What made day boarding fun was the way we mocked each other, as well as the teachers (when they weren’t looking). Sometimes, the teachers scolded students in a manner that made it hilarious for the others to watch. There were times when the older kids (7th and 8th grade) made fun of the younger ones. A particular incident where a friend flushed a 4th-grade boy’s Ponds Talcum Powder down the toilet became not only a laughing matter but something we still joke about to this very day. Granted, it wasn’t a wise thing to do, but we were making good memories. Such memories help in writing good and entertaining stories in the future.
This is to not say that normal school wasn’t fun; it was fun indeed. Students never ceased making fun of certain teachers, cracking jokes in between classes and making themselves liable to get punished. What made everyone LOL even then was the fact that students even made jokes about being punished, by continuously peeping into the class or coyly opening the door and asking the age old question, “Ma’am, may I come in?”.
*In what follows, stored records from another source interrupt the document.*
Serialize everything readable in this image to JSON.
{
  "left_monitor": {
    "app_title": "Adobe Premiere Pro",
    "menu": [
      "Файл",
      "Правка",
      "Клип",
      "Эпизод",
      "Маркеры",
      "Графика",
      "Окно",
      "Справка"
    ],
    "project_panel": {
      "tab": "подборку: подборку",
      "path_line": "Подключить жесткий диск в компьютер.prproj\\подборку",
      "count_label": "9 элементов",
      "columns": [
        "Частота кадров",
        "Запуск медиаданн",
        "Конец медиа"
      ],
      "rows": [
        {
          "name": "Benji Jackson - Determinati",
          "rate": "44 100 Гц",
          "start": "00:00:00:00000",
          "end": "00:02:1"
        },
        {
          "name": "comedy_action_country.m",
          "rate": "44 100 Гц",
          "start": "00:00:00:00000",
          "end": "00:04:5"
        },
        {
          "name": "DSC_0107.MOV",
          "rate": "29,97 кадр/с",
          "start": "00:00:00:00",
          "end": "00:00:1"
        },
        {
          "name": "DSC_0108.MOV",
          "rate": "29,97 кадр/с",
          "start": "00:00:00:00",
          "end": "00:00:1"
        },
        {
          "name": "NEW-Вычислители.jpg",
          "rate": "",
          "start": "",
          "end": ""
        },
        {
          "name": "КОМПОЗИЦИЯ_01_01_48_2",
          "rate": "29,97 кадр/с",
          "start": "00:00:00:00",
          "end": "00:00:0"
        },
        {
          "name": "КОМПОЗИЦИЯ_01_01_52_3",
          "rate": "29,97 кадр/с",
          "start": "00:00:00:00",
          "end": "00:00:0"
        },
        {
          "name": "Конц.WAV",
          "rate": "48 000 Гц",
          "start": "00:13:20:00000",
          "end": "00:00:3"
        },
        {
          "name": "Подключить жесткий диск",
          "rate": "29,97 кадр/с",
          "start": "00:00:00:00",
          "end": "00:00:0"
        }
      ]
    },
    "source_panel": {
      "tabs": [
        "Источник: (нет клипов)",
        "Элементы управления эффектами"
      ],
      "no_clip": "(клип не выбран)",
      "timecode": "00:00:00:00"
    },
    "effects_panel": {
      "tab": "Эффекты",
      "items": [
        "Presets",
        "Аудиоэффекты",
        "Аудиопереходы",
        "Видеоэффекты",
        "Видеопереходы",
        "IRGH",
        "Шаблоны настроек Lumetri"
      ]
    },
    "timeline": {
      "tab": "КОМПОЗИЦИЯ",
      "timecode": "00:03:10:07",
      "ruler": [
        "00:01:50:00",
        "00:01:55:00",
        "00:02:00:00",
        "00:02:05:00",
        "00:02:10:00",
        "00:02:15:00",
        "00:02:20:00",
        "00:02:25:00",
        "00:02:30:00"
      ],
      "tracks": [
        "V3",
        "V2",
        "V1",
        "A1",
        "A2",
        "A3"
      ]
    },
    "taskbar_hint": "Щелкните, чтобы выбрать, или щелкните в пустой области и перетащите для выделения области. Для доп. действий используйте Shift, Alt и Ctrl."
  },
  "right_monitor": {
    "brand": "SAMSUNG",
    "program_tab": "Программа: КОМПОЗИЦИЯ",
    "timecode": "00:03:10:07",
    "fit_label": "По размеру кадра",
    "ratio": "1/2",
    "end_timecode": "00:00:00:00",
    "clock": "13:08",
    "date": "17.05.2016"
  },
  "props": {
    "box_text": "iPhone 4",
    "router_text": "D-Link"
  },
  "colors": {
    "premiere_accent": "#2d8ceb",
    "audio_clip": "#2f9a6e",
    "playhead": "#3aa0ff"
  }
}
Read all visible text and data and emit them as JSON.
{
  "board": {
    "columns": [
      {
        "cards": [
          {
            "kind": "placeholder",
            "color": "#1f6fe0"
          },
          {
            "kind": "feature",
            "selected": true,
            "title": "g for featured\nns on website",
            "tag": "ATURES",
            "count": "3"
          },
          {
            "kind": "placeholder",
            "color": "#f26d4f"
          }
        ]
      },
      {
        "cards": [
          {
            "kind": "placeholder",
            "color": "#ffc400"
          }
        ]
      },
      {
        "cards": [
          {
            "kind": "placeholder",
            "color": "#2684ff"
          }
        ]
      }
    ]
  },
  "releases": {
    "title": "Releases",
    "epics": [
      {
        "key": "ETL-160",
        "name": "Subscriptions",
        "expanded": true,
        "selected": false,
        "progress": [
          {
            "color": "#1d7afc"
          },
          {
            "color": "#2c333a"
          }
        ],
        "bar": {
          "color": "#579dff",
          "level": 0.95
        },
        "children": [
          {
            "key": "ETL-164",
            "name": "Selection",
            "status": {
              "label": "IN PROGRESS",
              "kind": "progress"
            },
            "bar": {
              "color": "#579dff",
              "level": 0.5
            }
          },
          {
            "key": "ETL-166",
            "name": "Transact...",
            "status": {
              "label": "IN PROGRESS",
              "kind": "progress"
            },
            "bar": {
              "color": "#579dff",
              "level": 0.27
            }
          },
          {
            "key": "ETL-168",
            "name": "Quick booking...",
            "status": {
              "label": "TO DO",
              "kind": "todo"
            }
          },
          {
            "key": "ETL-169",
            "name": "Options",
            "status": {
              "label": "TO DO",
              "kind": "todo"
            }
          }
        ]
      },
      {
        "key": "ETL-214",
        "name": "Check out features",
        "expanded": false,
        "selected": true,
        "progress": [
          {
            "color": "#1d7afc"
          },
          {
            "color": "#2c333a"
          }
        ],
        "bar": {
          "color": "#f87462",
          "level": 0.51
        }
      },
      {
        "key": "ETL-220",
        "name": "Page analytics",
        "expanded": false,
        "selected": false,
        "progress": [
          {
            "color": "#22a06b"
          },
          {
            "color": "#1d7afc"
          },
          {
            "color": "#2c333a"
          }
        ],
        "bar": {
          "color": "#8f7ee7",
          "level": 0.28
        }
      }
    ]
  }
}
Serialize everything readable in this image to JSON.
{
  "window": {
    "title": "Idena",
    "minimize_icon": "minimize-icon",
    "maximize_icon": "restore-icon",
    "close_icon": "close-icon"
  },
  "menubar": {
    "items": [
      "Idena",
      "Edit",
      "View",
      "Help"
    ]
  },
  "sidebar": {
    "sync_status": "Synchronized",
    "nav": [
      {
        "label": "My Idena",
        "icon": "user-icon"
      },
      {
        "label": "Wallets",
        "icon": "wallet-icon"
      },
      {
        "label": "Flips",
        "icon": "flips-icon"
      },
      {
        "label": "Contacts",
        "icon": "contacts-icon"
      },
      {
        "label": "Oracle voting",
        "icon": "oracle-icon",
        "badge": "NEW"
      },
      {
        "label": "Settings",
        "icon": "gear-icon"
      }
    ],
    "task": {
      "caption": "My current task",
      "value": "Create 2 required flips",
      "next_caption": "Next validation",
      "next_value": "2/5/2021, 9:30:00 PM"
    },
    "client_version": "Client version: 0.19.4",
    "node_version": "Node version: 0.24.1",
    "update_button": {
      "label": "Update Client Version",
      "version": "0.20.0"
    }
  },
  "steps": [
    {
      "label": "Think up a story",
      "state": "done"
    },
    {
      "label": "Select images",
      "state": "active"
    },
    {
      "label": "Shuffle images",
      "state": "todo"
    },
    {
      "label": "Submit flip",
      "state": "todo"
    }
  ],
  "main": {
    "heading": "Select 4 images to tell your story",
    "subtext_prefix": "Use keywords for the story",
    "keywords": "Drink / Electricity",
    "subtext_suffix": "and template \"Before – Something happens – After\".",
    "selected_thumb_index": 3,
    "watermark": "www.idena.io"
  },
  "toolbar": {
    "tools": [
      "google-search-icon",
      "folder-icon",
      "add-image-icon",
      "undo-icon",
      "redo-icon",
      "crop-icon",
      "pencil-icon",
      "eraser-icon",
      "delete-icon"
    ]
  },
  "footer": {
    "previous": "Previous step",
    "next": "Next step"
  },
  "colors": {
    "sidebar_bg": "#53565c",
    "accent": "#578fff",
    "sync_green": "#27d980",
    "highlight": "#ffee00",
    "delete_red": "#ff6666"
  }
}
There were several moments when the entire class fell in trouble, for taking things too far. Although we had class monitors and the teachers usually blamed them when things were huge, what mattered a lot was the fact that the entire class came together and took the blame when matters went south. Unity among the students of a class is very important, and I believe we had one of the strongest student-student bond back in the day.
What made 7th grade more special was the fact that I had won my very first medals in sports (3 silver medals) in January 2010. Not being the particularly really athletic type (I was of average height and lanky), it was a surprise to me as much as it was for anyone else. But nevertheless, that is one of the most memorable moments I’ll always take from my school life.
I’m glad and lucky to say that I had a great life in school, especially from grade 7 to 10 but the academic year 2009-10 will always special to me when it comes to the best year in school because I had learnt a lot that year and at the same time, had the most amount of fun in any given year.